“Ithaca,” Meg Ryan’s directorial debut, is a quiet, bittersweet adaptation of the William Saroyan novel “The Human Comedy,” a story about a 14-year-old named Homer who delivers telegrams in the small town of the film’s title. It’s 1942, so many of those telegrams contain the worst possible news for the families of soldiers.
Tom Hanks teams up again with Ms. Ryan in the cast, she as Homer’s mother, he as the father who has recently died. This story, though, is the flip side of the war movies and mini-series Mr. Hanks is generally associated with — it’s a story of the home front, not of the cacophonous battlefields. In any case, Ms. Ryan and Mr. Hanks are bit players here; the real focus is Alex Neustaedter, a relative newcomer who does a creditable job as Homer (a role played by Mickey Rooney in a 1943 film version).

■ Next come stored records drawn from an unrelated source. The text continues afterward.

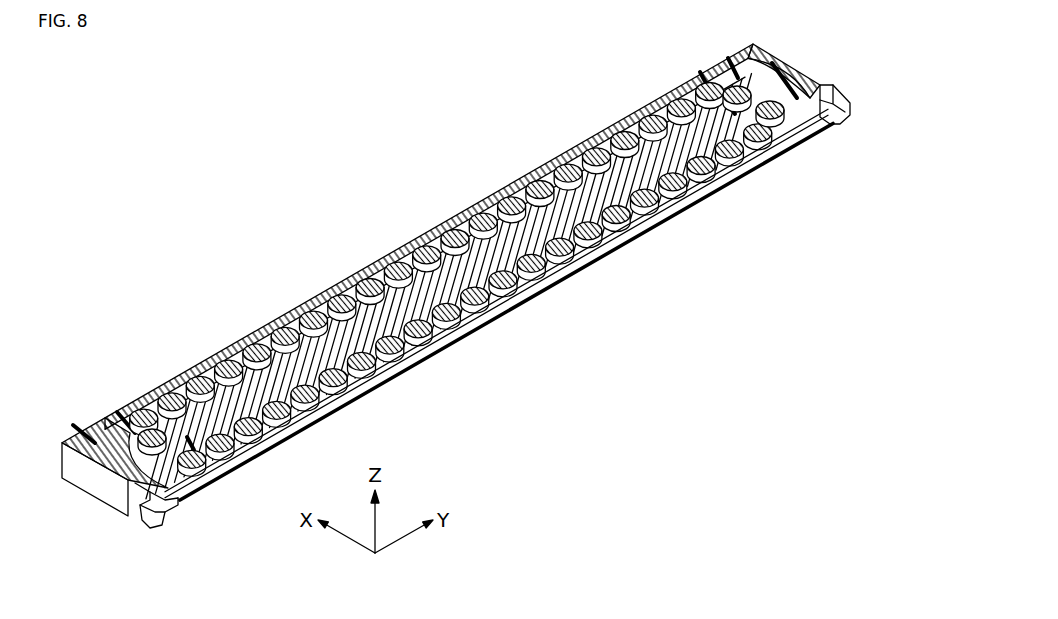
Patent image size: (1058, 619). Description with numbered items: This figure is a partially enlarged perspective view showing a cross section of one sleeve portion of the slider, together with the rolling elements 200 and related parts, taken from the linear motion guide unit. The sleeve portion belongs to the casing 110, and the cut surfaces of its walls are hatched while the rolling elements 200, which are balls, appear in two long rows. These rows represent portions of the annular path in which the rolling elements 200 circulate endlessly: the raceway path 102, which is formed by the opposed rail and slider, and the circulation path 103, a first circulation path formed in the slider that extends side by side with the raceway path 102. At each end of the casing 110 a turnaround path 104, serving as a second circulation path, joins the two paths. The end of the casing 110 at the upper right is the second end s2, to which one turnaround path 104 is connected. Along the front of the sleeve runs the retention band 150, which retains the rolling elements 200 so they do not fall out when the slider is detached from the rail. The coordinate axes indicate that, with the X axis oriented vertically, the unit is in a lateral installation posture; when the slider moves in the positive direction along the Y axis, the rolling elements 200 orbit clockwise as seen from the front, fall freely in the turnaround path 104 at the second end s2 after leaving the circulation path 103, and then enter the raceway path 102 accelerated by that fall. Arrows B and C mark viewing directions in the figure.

The raceway path 102 is at (672, 202).
The circulation path 103 is at (318, 296).
The turnaround path 104 is at (832, 125).
The casing 110 is at (457, 278).
The retention band 150 is at (607, 254).
The rolling element 200 is at (396, 264).
The second end s2 is at (778, 134).
The direction B is at (766, 174).
The direction C is at (512, 326).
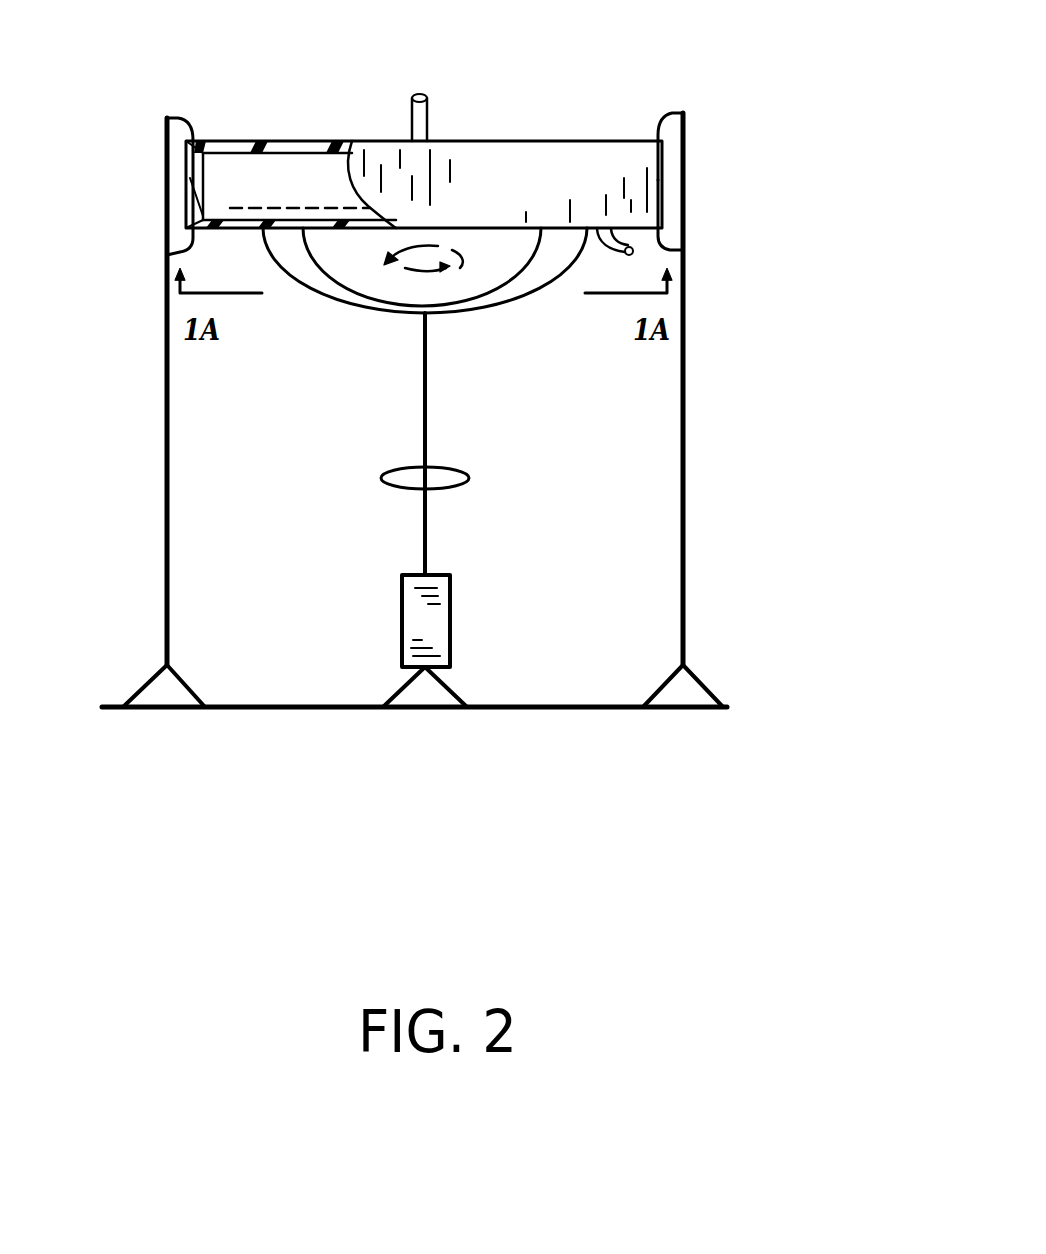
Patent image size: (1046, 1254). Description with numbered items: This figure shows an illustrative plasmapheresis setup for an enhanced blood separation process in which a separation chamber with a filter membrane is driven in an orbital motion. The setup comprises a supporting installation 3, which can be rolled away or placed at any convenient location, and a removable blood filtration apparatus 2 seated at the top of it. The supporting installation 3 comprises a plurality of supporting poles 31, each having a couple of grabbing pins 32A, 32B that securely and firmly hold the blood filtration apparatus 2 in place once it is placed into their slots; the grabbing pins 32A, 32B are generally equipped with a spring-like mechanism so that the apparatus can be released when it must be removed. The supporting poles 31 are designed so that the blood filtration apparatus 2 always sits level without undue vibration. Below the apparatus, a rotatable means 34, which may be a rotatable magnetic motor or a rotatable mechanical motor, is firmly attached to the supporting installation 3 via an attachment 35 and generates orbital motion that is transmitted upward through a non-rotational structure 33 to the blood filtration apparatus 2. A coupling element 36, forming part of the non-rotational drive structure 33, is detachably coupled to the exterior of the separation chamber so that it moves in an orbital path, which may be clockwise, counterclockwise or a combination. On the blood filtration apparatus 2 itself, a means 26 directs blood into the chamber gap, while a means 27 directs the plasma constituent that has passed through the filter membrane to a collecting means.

Homer’s older brother, Marcus (Jack Quaid, Ms. Ryan’s son), is off fighting, so there’s never much doubt about where this tale is going, and Ms. Ryandoesn’t try to spin it for suspense. She instead spends time on the details that make this a transformational period in Homer’s life: his relationship with his younger brother, Ulysses (Spencer Howell); his efforts to adapt to the drinking problem of the telegraph operator (Sam Shepard, in a fine performance).
Ms. Ryan’s muted approach may be what we’ve come to expect of looks back at this period — nostalgia always comes with a lot of browns and grays, and with plenty of voice-over (in this case, Marcus’s letters to Homer). But she executes the formula well.
“Ithaca” is rated PG (Parental guidance suggested) for themes of death and loss.